Le projet « Tissages du monde » met en lumière la richesse culturelle locale à travers une initiative à la fois artistique et humaine. Porté par le Service de l’intégration et de la cohésion sociale, en collaboration avec le secteur mode du pôle Arts Appliqués du CPNE ainsi que cinq communautés établies dans notre ville, cet événement propose une approche originale mêlant traditions et créations contemporaines.

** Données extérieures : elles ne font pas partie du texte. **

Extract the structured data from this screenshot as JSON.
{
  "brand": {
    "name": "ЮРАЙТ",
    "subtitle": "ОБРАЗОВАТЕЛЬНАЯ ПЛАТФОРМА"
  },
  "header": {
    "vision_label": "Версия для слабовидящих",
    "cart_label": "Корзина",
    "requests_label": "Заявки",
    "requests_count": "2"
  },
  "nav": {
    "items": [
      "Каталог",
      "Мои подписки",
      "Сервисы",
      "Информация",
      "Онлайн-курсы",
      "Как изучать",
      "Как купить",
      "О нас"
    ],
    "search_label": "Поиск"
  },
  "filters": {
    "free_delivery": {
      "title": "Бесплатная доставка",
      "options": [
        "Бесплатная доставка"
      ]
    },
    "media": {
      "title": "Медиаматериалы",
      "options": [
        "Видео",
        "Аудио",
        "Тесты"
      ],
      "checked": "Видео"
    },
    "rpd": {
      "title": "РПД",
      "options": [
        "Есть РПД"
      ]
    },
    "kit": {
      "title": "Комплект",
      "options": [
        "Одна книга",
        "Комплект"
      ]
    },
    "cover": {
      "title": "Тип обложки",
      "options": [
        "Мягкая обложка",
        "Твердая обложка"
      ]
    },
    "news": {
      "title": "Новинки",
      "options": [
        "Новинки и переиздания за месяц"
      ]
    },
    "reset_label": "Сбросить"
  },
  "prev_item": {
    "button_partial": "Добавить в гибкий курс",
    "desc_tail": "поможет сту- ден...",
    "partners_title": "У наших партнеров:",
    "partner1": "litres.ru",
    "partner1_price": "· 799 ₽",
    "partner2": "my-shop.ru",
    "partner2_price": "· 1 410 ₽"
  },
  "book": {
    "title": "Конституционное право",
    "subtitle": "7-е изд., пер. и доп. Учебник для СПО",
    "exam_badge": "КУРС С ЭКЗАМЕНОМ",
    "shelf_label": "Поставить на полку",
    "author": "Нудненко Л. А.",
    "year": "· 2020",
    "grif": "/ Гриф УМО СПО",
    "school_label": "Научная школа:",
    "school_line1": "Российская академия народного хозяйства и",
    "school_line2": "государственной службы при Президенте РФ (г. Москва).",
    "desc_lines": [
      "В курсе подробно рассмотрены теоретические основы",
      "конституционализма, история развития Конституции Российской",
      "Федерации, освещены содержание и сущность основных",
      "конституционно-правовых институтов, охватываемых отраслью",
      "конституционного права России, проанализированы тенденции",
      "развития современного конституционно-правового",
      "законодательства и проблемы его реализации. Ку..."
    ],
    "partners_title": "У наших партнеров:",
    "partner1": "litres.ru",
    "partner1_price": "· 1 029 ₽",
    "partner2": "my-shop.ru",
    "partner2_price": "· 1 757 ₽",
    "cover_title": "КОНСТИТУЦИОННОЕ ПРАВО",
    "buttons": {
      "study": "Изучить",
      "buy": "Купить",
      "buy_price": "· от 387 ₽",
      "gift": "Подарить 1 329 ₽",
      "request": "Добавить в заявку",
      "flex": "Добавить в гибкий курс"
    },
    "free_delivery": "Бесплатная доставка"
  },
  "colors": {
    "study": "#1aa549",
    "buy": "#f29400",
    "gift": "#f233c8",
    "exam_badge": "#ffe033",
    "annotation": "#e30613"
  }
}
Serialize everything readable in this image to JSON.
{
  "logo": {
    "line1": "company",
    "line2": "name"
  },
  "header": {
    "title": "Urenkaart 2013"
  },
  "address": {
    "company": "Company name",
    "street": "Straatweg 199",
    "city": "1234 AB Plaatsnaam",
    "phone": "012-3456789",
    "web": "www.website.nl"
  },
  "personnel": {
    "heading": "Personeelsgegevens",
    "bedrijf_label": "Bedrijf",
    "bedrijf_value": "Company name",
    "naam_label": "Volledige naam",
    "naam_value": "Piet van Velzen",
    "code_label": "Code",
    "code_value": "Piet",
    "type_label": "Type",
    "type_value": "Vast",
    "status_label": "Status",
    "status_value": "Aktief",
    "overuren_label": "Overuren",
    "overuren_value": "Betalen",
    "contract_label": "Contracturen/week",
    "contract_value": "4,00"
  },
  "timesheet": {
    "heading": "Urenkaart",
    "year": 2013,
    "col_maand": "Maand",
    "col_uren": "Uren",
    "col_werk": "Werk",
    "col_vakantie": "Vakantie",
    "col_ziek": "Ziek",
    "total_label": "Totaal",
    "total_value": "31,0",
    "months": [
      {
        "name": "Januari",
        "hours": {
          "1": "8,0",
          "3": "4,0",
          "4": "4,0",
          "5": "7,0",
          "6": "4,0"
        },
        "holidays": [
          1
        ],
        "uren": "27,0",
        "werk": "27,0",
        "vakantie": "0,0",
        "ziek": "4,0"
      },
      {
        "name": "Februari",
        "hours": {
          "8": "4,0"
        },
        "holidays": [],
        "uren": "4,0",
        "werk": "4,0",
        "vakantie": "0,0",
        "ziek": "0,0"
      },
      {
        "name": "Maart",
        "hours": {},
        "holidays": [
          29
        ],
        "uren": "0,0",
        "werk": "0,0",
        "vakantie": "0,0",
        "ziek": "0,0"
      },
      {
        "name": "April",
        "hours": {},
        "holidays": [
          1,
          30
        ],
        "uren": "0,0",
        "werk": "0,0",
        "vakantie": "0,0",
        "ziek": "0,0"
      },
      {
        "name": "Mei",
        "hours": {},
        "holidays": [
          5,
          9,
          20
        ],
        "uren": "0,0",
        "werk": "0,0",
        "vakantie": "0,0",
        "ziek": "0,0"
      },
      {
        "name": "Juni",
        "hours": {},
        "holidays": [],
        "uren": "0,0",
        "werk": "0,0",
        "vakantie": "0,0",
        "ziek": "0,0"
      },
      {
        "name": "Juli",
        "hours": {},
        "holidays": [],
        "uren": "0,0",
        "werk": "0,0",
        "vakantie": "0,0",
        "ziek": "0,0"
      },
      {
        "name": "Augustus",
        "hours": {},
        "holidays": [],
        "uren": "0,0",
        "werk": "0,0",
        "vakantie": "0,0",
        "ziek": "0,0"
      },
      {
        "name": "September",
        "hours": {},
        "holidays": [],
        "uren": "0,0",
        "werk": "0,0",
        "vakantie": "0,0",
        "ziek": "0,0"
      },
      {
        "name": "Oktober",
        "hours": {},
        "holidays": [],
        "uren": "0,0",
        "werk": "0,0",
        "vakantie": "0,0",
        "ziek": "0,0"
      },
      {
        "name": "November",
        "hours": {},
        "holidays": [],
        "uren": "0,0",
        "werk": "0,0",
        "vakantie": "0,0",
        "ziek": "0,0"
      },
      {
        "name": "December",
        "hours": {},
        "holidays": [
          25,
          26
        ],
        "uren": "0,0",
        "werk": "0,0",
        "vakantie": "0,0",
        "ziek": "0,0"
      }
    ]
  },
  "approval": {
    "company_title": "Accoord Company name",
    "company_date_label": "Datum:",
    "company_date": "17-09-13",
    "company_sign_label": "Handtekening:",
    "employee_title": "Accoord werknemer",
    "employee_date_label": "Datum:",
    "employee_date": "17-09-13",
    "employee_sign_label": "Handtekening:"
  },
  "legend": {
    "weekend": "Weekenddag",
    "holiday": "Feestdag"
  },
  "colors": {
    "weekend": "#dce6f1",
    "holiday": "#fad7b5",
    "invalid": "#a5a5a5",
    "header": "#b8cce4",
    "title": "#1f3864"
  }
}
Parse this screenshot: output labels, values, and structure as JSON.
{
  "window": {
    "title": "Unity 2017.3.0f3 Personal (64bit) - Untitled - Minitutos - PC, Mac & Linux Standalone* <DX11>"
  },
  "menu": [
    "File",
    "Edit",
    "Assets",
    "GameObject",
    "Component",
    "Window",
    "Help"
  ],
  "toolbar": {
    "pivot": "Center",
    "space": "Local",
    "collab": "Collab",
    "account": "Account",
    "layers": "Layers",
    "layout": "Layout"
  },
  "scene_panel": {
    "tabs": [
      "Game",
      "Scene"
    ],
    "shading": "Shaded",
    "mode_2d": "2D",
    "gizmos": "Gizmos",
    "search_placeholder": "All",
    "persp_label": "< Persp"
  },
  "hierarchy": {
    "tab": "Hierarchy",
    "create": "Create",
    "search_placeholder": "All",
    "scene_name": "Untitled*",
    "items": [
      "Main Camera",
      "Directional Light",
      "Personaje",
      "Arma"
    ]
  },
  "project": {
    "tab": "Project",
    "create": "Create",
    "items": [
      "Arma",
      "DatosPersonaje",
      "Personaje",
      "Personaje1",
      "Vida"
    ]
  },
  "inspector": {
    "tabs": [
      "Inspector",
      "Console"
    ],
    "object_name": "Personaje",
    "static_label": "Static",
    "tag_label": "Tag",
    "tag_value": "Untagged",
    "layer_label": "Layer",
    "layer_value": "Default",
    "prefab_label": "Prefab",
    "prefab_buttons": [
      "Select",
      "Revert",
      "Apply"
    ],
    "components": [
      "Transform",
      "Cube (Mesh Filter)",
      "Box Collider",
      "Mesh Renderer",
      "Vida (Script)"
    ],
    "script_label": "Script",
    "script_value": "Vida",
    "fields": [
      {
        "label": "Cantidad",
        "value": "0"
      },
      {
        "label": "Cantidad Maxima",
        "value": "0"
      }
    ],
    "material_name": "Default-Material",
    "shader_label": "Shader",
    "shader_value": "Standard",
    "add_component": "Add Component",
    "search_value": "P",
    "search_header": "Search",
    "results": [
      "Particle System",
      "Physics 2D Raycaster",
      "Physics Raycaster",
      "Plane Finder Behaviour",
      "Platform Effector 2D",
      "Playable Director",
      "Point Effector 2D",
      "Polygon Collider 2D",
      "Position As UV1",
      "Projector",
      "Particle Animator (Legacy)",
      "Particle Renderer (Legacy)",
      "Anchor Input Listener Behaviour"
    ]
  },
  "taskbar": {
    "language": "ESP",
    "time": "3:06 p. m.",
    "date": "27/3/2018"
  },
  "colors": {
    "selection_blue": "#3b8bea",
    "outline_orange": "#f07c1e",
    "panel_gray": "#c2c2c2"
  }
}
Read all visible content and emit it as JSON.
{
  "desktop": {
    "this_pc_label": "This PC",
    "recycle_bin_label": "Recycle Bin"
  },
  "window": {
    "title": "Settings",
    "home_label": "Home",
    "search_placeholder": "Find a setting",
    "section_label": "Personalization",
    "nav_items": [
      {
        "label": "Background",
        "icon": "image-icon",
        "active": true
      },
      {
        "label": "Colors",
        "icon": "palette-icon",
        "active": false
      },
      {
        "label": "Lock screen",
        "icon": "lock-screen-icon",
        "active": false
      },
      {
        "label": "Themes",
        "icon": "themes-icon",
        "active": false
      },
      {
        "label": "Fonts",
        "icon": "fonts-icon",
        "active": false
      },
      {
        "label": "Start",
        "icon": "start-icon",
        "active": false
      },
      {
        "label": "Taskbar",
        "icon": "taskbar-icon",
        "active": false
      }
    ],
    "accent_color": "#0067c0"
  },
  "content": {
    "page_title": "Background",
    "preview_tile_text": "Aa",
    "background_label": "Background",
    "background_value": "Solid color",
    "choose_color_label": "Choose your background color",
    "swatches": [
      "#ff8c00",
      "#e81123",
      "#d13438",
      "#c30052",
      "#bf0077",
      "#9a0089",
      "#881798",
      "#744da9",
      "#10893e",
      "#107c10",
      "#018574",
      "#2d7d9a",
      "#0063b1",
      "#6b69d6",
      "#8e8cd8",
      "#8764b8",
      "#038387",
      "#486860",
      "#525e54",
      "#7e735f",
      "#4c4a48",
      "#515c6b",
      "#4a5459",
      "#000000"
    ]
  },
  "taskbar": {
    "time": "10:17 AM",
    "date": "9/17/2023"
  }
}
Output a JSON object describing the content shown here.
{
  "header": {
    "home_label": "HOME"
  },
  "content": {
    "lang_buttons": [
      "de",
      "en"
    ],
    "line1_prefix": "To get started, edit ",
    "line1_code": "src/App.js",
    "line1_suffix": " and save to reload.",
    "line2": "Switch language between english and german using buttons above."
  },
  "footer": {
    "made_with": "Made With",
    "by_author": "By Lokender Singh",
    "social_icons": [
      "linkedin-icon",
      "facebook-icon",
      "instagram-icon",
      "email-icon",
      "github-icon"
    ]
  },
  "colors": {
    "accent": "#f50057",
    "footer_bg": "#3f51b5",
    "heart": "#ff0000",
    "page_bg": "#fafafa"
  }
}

Les étudiant-e-s de 1ère, 2e et 3e année de la filière mode ont été invité-e-s à concevoir des vêtements actuels inspirés d’habits traditionnels. Ce travail de réinterprétation témoigne d’un dialogue vivant entre les cultures, valorisant à la fois les savoir-faire ancestraux – parfois lointains – et la créativité des jeunes créatrices et créateurs.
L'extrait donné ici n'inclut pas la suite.